Extended Data Fig. 8. Annotation of genes with unknown function and pathways.

a–c, Two-dimensional projection coordinates generated using t-SNE on all genes significantly associated with a DHS component and shown selectively for subsets of gene categories, namely transcription factors (TFs; diamonds: ZNF TF genes) (a), lincRNA genes (b) and pseudo-genes (c). Indicated are the number of labelled genes in each combination of gene category and DHS component. Examples of labelled genes are shown as follows. a, Regulatory landscape of ZNF331; a poorly annotated zinc-finger (ZNF) TF gene (lymphoid and placental components). b, Regulatory landscape of BANCR; a long intergenic non-coding RNA (lincRNA) gene, recently associated with cardiomyocyte migration. c, Regulatory landscape of the pseudo-gene IGHGP (lymphoid component). d, DHS component labelling of MSigDB canonical pathways, through the regulatory landscapes of constituent genes. Shown are pathways with a significant association (5% FDR) and an observed/expected ratio of at least 2. The most strongly associated components are indicated for each pathway, with their source databases. e, Examples of three component-associated pathways from the KEGG database, with genes coloured according to their majority component.

Extended Data Fig. 9. GWAS trait associations of DHS components.

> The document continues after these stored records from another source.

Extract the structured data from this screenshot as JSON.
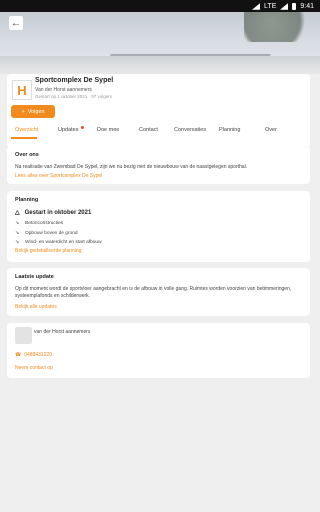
{
  "status_bar": {
    "network": "LTE",
    "time": "9:41"
  },
  "project": {
    "name": "Sportcomplex De Sypel",
    "organization": "Van der Horst aannemers",
    "meta": "Gestart op 1 oktober 2021 · 97 volgers",
    "follow_label": "Volgen"
  },
  "tabs": [
    "Overzicht",
    "Updates",
    "Doe mee",
    "Contact",
    "Conversaties",
    "Planning",
    "Over"
  ],
  "about": {
    "title": "Over ons",
    "text": "Na realisatie van Zwembad De Sypel, zijn we nu bezig met de nieuwbouw van de naastgelegen sporthal.",
    "link": "Lees alles over Sportcomplex De Sypel"
  },
  "planning": {
    "title": "Planning",
    "current": "Gestart in oktober 2021",
    "items": [
      "Betonconstructies",
      "Opbouw boven de grond",
      "Wind- en waterdicht en start afbouw"
    ],
    "link": "Bekijk gedetailleerde planning"
  },
  "latest": {
    "title": "Laatste update",
    "text": "Op dit moment wordt de sportvloer aangebracht en is de afbouw in volle gang. Ruimtes worden voorzien van betimmeringen, systeemplafonds en schilderwerk.",
    "link": "Bekijk alle updates"
  },
  "contact": {
    "name": "van der Horst aannemers",
    "phone": "0488431220",
    "link": "Neem contact op"
  },
  "colors": {
    "accent": "#f28b1d",
    "background": "#efefef",
    "card": "#ffffff"
  }
}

a–c, Quantitative association of component-DHSs with GWAS traits reticulocyte count, pulse rate, and FEV1/FVC ratio. Canonical genome-wide significance threshold indicated (5 × 10⁻⁸). a, Enrichment ratios for increasingly stringent subsets of variants, per DHS component. b, Nominal enrichment −log₁₀(P value) of a one-sided binomial test for each DHS component. c, Nominal enrichment -log₁₀(p-value) of a one-sided binomial test for the strongest DHS component only, along with its strongest associated biosamples. d, GWAS traits associated with component-annotated index DHSs. e, Greyscale values, heritability enrichment levels for statistically significant (FDR 1%) traits based on the full delineated width of index DHSs (left) and restricted to index DHS ‘core’ regions (right). Row labelled as per d. f, Ratio of heritability enrichment values for ‘core’ versus ‘full size’ DHSs. g, DHS confidence scores (mean signal) stratified according to gene landscape DHS types. Boxes denote medians and interquartile ranges (IQRs, 25–75%), whiskers represent 1.5 x IQRs, n = 261 GWAS traits. h, Heritability enrichments stratified according to gene landscape DHS types. Greyscale indicates heritability enrichment levels for statistically significant associations (1% FDR).

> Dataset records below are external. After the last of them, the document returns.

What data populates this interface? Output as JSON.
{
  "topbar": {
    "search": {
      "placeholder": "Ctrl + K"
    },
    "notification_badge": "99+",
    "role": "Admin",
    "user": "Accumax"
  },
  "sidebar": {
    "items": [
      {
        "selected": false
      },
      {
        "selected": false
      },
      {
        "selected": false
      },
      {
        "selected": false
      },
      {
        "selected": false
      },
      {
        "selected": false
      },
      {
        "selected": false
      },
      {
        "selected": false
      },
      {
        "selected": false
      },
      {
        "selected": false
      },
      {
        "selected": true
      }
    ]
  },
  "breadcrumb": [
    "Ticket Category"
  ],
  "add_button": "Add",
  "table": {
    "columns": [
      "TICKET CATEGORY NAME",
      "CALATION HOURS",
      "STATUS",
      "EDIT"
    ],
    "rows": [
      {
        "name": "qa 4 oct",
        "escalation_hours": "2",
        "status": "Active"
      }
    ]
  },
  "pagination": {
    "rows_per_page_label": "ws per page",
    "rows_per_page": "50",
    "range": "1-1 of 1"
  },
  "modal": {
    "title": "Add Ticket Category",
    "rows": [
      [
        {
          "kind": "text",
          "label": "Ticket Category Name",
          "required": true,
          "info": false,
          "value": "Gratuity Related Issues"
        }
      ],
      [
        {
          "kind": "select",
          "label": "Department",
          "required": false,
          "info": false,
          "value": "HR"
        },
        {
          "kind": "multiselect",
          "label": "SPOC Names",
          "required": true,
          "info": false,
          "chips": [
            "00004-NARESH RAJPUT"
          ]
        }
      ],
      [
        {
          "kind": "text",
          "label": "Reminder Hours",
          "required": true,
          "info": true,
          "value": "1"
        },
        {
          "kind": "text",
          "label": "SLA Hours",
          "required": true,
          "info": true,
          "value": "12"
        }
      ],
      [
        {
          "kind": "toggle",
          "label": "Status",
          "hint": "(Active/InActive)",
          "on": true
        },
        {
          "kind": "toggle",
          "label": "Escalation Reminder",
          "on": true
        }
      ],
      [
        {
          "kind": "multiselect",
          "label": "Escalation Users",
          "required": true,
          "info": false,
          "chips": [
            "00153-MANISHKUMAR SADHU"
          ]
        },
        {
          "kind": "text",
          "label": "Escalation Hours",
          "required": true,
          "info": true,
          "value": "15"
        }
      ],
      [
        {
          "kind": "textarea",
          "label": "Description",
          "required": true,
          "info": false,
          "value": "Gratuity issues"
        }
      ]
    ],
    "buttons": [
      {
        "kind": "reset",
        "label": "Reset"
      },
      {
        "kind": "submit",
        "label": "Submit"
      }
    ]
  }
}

Extended Data Fig. 10. Extendability of the DHS annotation framework.

a, Two-dimensional UMAP projection of 733 biosamples by way of their index DHS utilization, coloured by their strongest representative NMF component. Stars indicate the embeddings of 38 previously unseen immune-related DNase-seq peak call datasets. b, Area under precision recall curve (AUPRC) values for predicting per-biosample DHSs from DNase-seq signal alone, shown for a trophoblast biosample. c, AUPRC values for the matching trophoblast versus all other 732 biosamples. d, Top 20 biosamples matching the aforementioned trophoblast biosample in terms of AUPRC values. e, Top 20 biosamples (out of 733) matching an unseen CD4+ biosample in terms of AUPRC values.